Frauenfeld – Am ersten Prozesstag in Frauenfeld gegen Walter Oberhänsli, den Chef der Versandapotheke Zur Rose, haben die Kläger ihre Plädoyers gehalten. Im Vergleich zur Privatklägerschaft übte sich die Staatsanwalt in Zurückhaltung und verwies auf die komplexe Beweiserhebung.
Der Fall wird vor dem Bezirksgericht Frauenfeld verhandelt. Der schweizerische Apothekerverband PharmaSuisse hatte 2012 Strafanzeige eingereicht, weil die Versandapotheke zwischen 2011 und 2015 beim Onlineversand rezeptfreier Medikamente ihre Sorgfaltspflicht verletzt habe.
Zur Rose habe sich mit ihrer unlauteren Geschäftspraxis einen Wettbewerbsvorteil verschafft. Konkret lautet der Vorwurf, beim Versand der rezeptfreien Medikamente habe kein ausreichender Kontakt zwischen medizinischem Fachpersonal und Medikamentenbezügern stattgefunden, womit für Zur Rose gegenüber Offizinapotheken Einsparungen resultiert hätten.
Gemäss einem Urteil des Bundesgerichts von 2015 ist der Onlineversand rezeptfreier Medikamente ohne ärztliches Rezept als Ersatz für direkten Kontakt zwischen medizinischem Fachpersonal und Patienten unzulässig.
Bis zum Bundesgerichtsurteil 2015 hat Zur Rose seinen Versandhandel rezeptfreier Medikamente aufrechterhalten, obwohl sie allerspätestens seit 2012 von der potentiellen Unrechtmässigkeit ihrer Praxis hätte ausgehen können.

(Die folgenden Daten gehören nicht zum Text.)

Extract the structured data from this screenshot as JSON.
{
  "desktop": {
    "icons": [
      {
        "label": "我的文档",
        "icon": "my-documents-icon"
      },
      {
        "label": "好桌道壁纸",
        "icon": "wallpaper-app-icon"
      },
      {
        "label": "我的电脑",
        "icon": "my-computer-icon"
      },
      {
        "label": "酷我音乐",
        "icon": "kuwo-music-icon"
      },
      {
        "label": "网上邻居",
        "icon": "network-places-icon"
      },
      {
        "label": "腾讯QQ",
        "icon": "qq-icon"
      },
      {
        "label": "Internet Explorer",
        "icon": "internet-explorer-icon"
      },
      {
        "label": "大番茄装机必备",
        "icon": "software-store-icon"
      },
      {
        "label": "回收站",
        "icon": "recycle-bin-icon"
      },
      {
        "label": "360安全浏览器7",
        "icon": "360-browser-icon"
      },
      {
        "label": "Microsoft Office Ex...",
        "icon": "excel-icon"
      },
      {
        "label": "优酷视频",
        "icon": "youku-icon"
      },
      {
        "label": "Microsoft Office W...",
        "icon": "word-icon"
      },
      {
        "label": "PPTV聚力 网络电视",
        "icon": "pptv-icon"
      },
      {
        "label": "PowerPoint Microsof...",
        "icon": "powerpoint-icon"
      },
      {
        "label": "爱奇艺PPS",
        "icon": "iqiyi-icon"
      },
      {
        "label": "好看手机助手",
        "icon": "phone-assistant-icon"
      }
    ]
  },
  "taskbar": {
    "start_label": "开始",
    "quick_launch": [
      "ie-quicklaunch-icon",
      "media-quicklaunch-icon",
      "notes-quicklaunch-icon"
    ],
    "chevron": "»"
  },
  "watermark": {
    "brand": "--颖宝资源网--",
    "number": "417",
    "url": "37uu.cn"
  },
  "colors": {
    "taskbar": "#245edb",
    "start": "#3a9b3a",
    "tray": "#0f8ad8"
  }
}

PharmaSuisse und Staatsanwalt uneins
Die Thurgauer Staatsanwaltschaft geht davon aus, dass Zur Rose möglicherweise davon ausgegangen sei, sie handle rechtens und das Bundesgericht würde diese Haltung dereinst stützen. Es sei also nicht zwingend von einem eventualvorsätzlichen Vorgehen der Versandapotheke auszugehen.

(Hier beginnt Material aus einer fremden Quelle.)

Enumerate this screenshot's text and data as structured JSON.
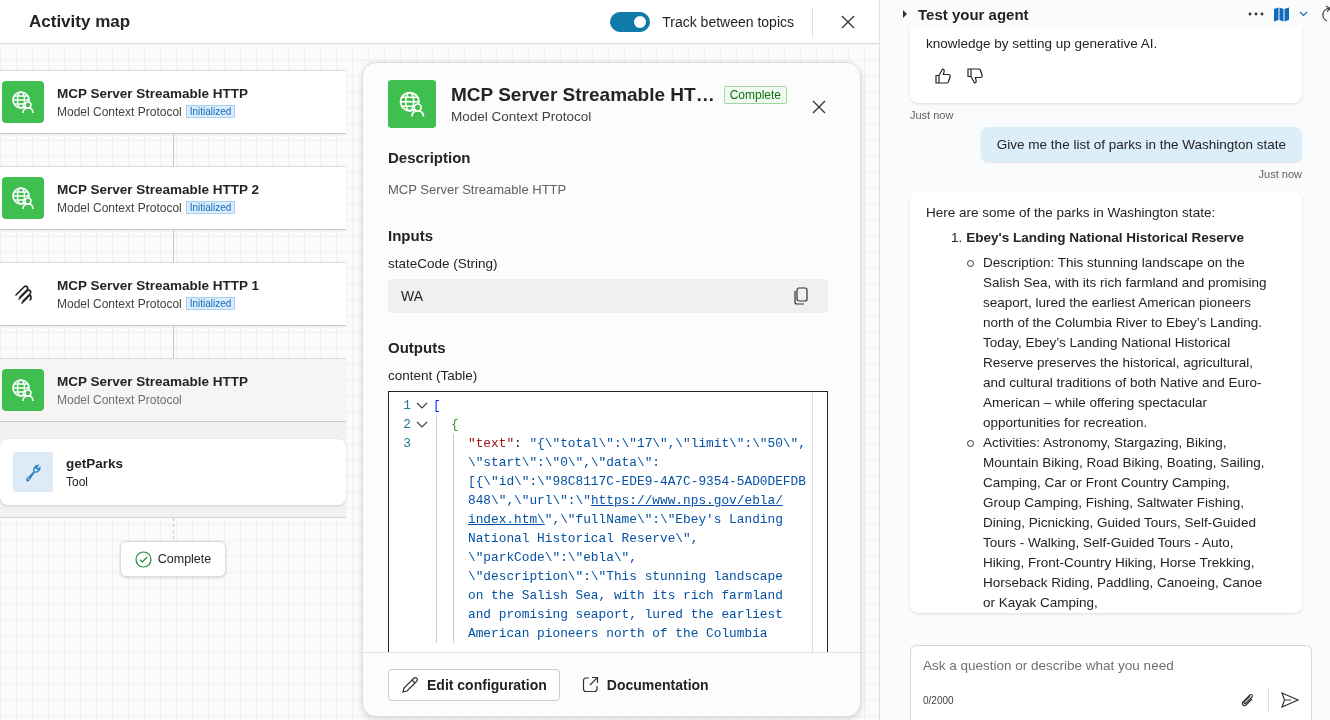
{
  "activity_map": {
    "title": "Activity map",
    "track_toggle": {
      "label": "Track between topics",
      "on": true
    }
  },
  "nodes": [
    {
      "kind": "globe",
      "title": "MCP Server Streamable HTTP",
      "subtitle": "Model Context Protocol",
      "badge": "Initialized",
      "selected": false
    },
    {
      "kind": "globe",
      "title": "MCP Server Streamable HTTP 2",
      "subtitle": "Model Context Protocol",
      "badge": "Initialized",
      "selected": false
    },
    {
      "kind": "mcp",
      "title": "MCP Server Streamable HTTP 1",
      "subtitle": "Model Context Protocol",
      "badge": "Initialized",
      "selected": false
    },
    {
      "kind": "globe",
      "title": "MCP Server Streamable HTTP",
      "subtitle": "Model Context Protocol",
      "selected": true
    }
  ],
  "tool_node": {
    "title": "getParks",
    "subtitle": "Tool"
  },
  "end_pill": "Complete",
  "details": {
    "title": "MCP Server Streamable HT…",
    "status": "Complete",
    "subtitle": "Model Context Protocol",
    "description_heading": "Description",
    "description": "MCP Server Streamable HTTP",
    "inputs_heading": "Inputs",
    "input_label": "stateCode (String)",
    "input_value": "WA",
    "outputs_heading": "Outputs",
    "output_label": "content (Table)",
    "code": [
      {
        "number": "1",
        "expanded": true,
        "kind": "array_open",
        "parts": [
          {
            "kind": "bracket",
            "text": "["
          }
        ]
      },
      {
        "number": "2",
        "expanded": true,
        "kind": "object_open",
        "parts": [
          {
            "kind": "brace",
            "text": "{"
          }
        ]
      },
      {
        "number": "3",
        "kind": "member",
        "parts": [
          {
            "kind": "key",
            "text": "\"text\""
          },
          {
            "kind": "punct",
            "text": ": "
          },
          {
            "kind": "string",
            "text": "\"{\\\"total\\\":\\\"17\\\",\\\"limit\\\":\\\"50\\\","
          }
        ]
      },
      {
        "kind": "member",
        "parts": [
          {
            "kind": "string",
            "text": "\\\"start\\\":\\\"0\\\",\\\"data\\\":"
          }
        ]
      },
      {
        "kind": "member",
        "parts": [
          {
            "kind": "string",
            "text": "[{\\\"id\\\":\\\"98C8117C-EDE9-4A7C-9354-5AD0DEFDB"
          }
        ]
      },
      {
        "kind": "member",
        "parts": [
          {
            "kind": "string",
            "text": "848\\\",\\\"url\\\":\\\""
          },
          {
            "kind": "link",
            "text": "https://www.nps.gov/ebla/"
          }
        ]
      },
      {
        "kind": "member",
        "parts": [
          {
            "kind": "link",
            "text": "index.htm\\"
          },
          {
            "kind": "string",
            "text": "\",\\\"fullName\\\":\\\"Ebey's Landing"
          }
        ]
      },
      {
        "kind": "member",
        "parts": [
          {
            "kind": "string",
            "text": "National Historical Reserve\\\","
          }
        ]
      },
      {
        "kind": "member",
        "parts": [
          {
            "kind": "string",
            "text": "\\\"parkCode\\\":\\\"ebla\\\","
          }
        ]
      },
      {
        "kind": "member",
        "parts": [
          {
            "kind": "string",
            "text": "\\\"description\\\":\\\"This stunning landscape"
          }
        ]
      },
      {
        "kind": "member",
        "parts": [
          {
            "kind": "string",
            "text": "on the Salish Sea, with its rich farmland"
          }
        ]
      },
      {
        "kind": "member",
        "parts": [
          {
            "kind": "string",
            "text": "and promising seaport, lured the earliest"
          }
        ]
      },
      {
        "kind": "member",
        "parts": [
          {
            "kind": "string",
            "text": "American pioneers north of the Columbia"
          }
        ]
      }
    ],
    "buttons": [
      {
        "kind": "edit",
        "label": "Edit configuration"
      },
      {
        "kind": "link",
        "label": "Documentation"
      }
    ]
  },
  "chat": {
    "title": "Test your agent",
    "messages": [
      {
        "kind": "bot",
        "text": "knowledge by setting up generative AI.",
        "feedback": true,
        "time": "Just now"
      },
      {
        "kind": "user",
        "text": "Give me the list of parks in the Washington state",
        "time": "Just now"
      },
      {
        "kind": "bot_list",
        "intro": "Here are some of the parks in Washington state:",
        "items": [
          {
            "number": "1.",
            "title": "Ebey's Landing National Historical Reserve",
            "bullets": [
              "Description: This stunning landscape on the Salish Sea, with its rich farmland and promising seaport, lured the earliest American pioneers north of the Columbia River to Ebey’s Landing. Today, Ebey’s Landing National Historical Reserve preserves the historical, agricultural, and cultural traditions of both Native and Euro-American – while offering spectacular opportunities for recreation.",
              "Activities: Astronomy, Stargazing, Biking, Mountain Biking, Road Biking, Boating, Sailing, Camping, Car or Front Country Camping, Group Camping, Fishing, Saltwater Fishing, Dining, Picnicking, Guided Tours, Self-Guided Tours - Walking, Self-Guided Tours - Auto, Hiking, Front-Country Hiking, Horse Trekking, Horseback Riding, Paddling, Canoeing, Canoe or Kayak Camping,"
            ]
          }
        ]
      }
    ],
    "input": {
      "placeholder": "Ask a question or describe what you need",
      "counter": "0/2000"
    }
  }
}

Gemäss PharmaSuisse habe Zur Rose aber aktenkundig nach der Devise «quick and dirty» gehandelt, also mit einer «Amazon- und Nespressomentalität» und stets im Wissen, dass ihr Vorgehen rechtswidrig sei. Mit aggressiver Werbung habe Zur Rose dem gesellschaftlichen Trend, übermässig und unnötig Medikamente zu konsumieren, Vorschub geleistet.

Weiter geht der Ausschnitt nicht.